Saya membalikkan badan di bawah selimut dan berkata dengan diri sendiri.

”Jika kehidupan ini bisa lenyap dalam sekejap, maka hidup ini sudah tidak ada artinya, percaya kepada Tuhan hanyalah halusinasi belaka.”

Sampai pagi hari perasaan putus asa dan tak berdaya saya ini mendapatkan sasaran proyeksi: membenci dengan membabi buta kepada orang yang telah mendorong kami ke dalam jurang keputus asaan ini! Polisi telah menangkapnya di Tennessee, namanya George Williams, berumur 15 tahun.

Polisi menemukan bahwa dia berasal dari keluarga yang bermasalah: ibunya bekerja di malam hari dan tidur di siang hari. Pada Jum’at itu, anak ini sedang membolos, menggunakan kesempatan saat ibunya sedang tidur, dia mengambil kunci mobil dan mengemudikannya dengan kecepatan tinggi di dalam kota.
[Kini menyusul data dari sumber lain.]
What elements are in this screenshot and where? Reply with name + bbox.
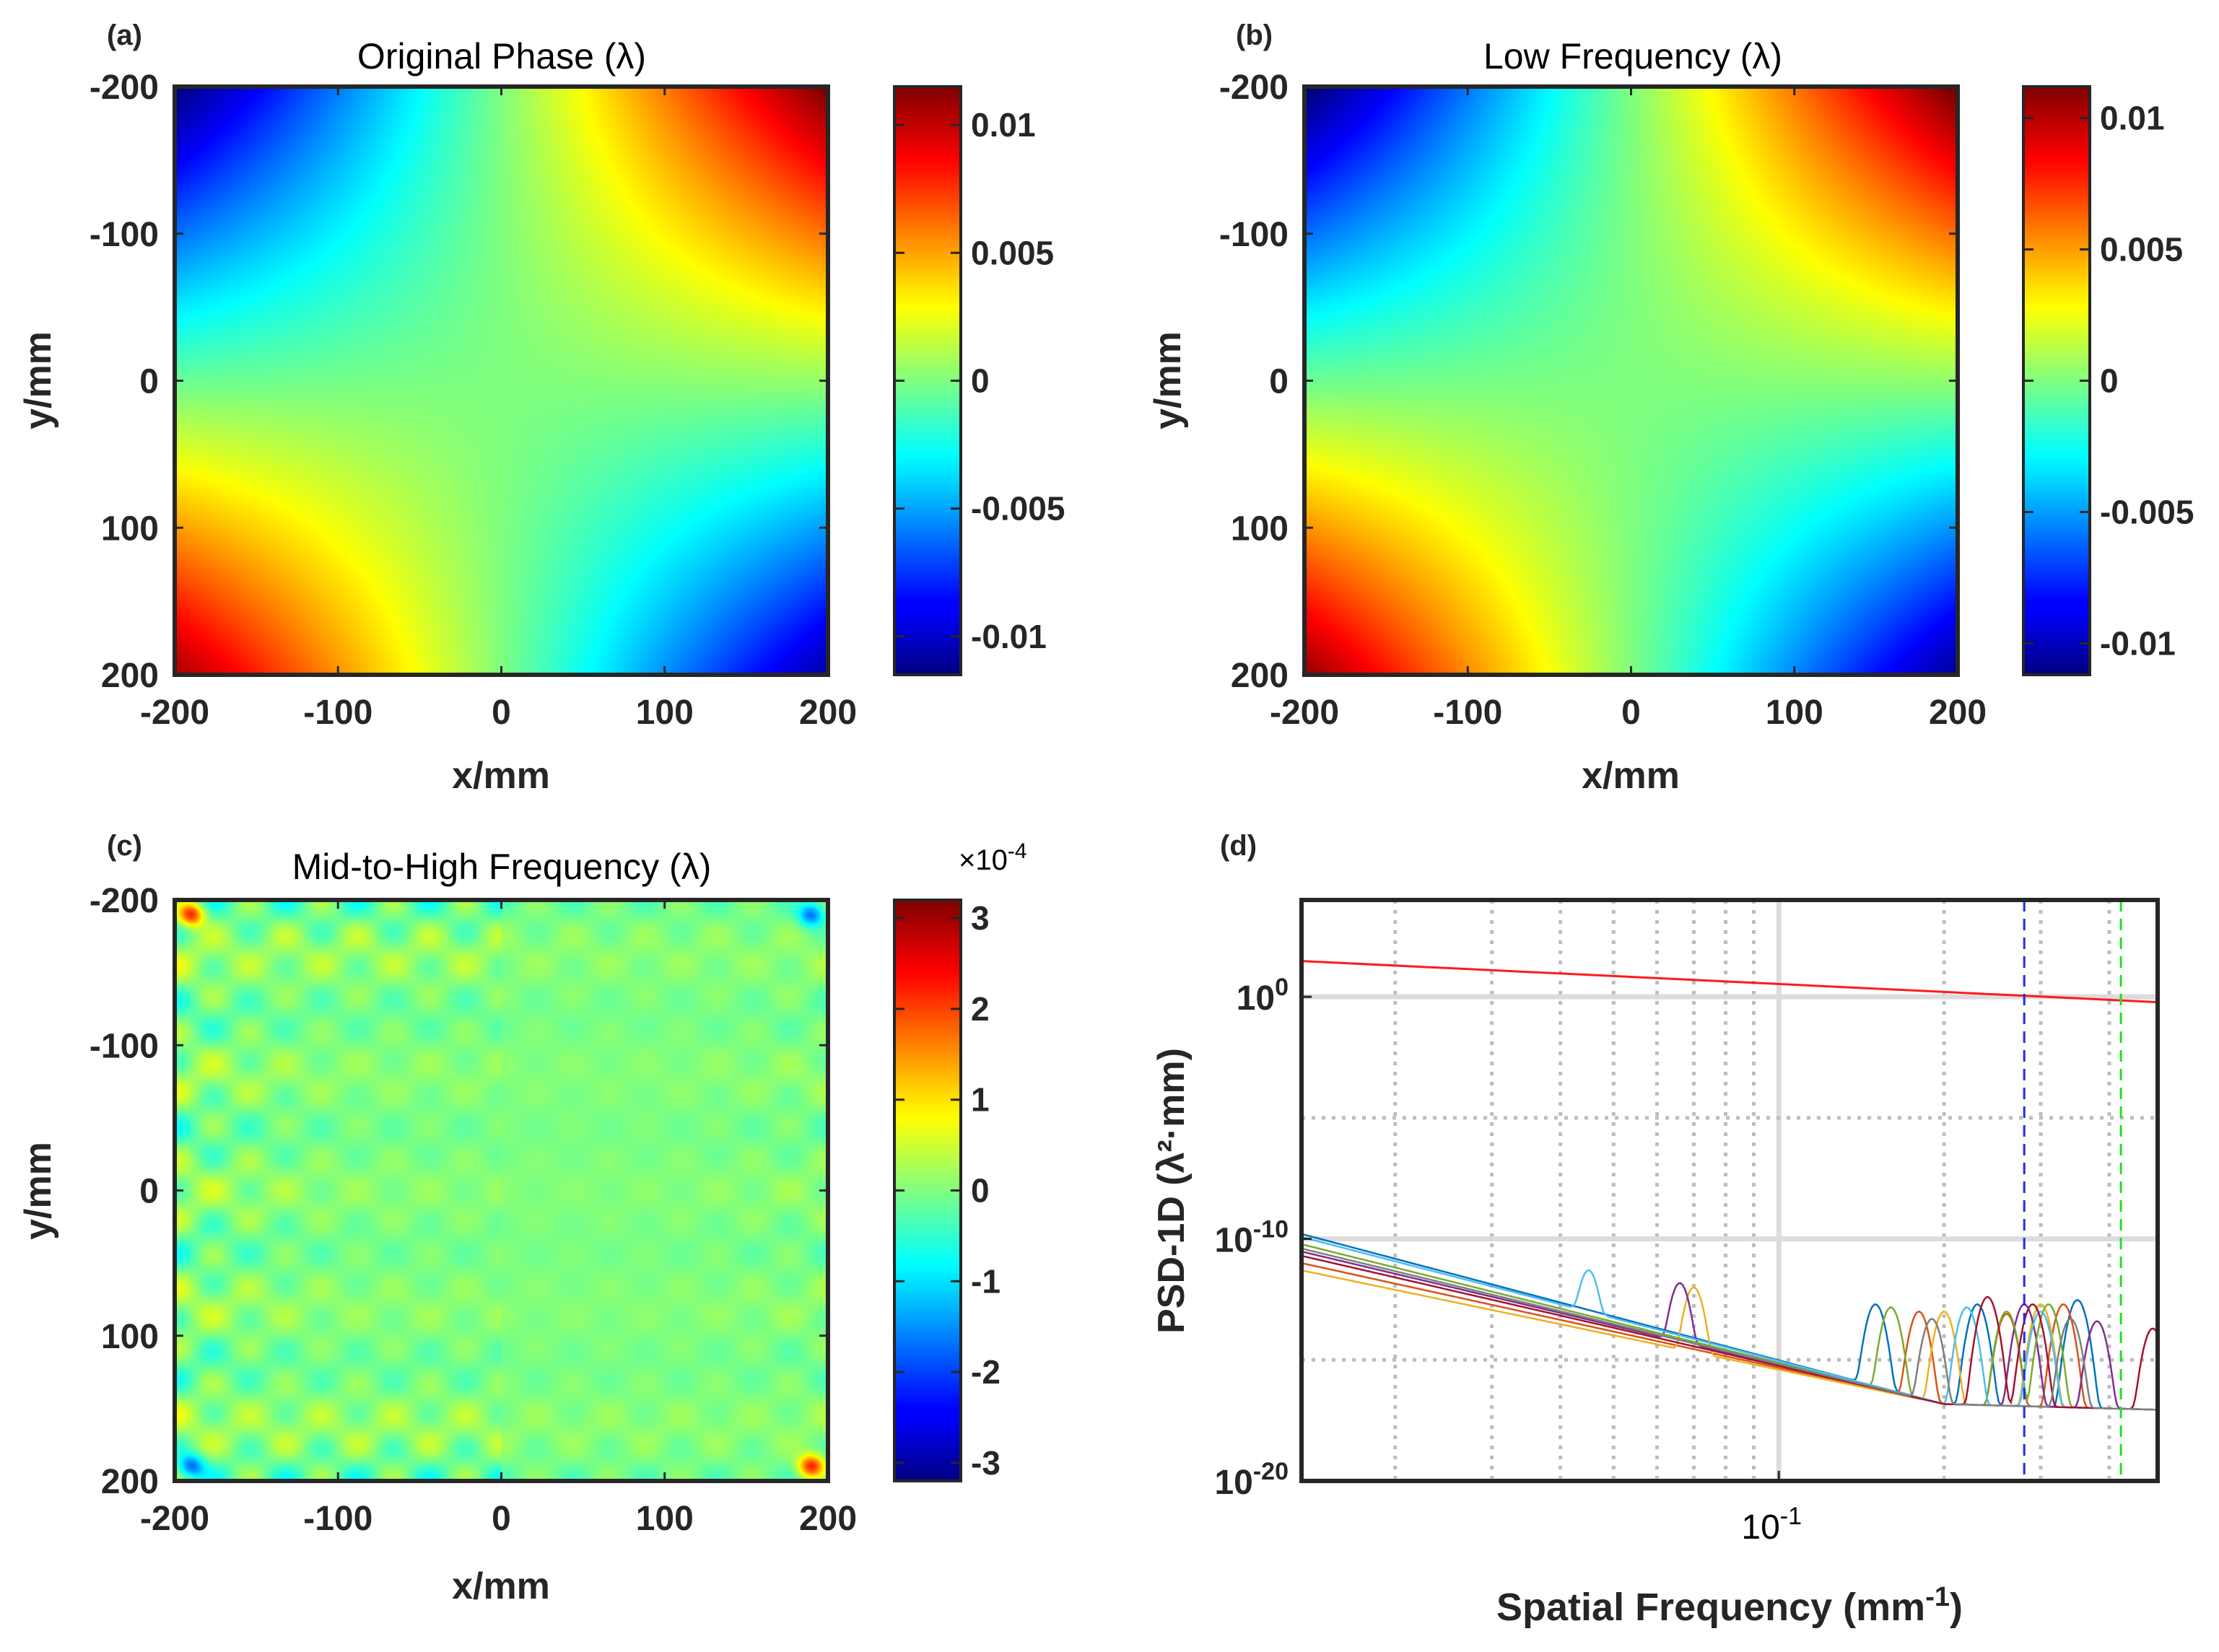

Sekarang kemurkaan saya terhadap nasib yang kejam ini serasa ditimpakan semuanya kepada George Williams ini. Saya menelepon ke pengacara kami, minta agar anak tersebut mendapatkan hukuman seberat – beratnya,

“Anda harus membuatnya dipandang sebagai orang dewasa, pengadilan anak kurang serius.”

Ini merupakan keadaan jiwa saya setelah mengalami masalah yang merubah total kehidupan saya, sulit untuk dijelaskan, hanya bisa dilukiskan.

Hari Sabtu tengah malam, saya memegang kepala erat – erat berjalan mondar – mandir di depan pintu kamar tidur, mendadak saya merasakan kele-tihan amat sangat, saya berdoa,

“Tuhan, berilah petunjuk agar saya mengerti mengapa semua ini harus terjadi!”

Mendadak jiwa saya menerima perubahan yang menentukan. Di bawah sinar yang sekejap itu, saya benar – benar merasakan bahwa keberadaan kita hanya ada satu tujuan, yakni kasih.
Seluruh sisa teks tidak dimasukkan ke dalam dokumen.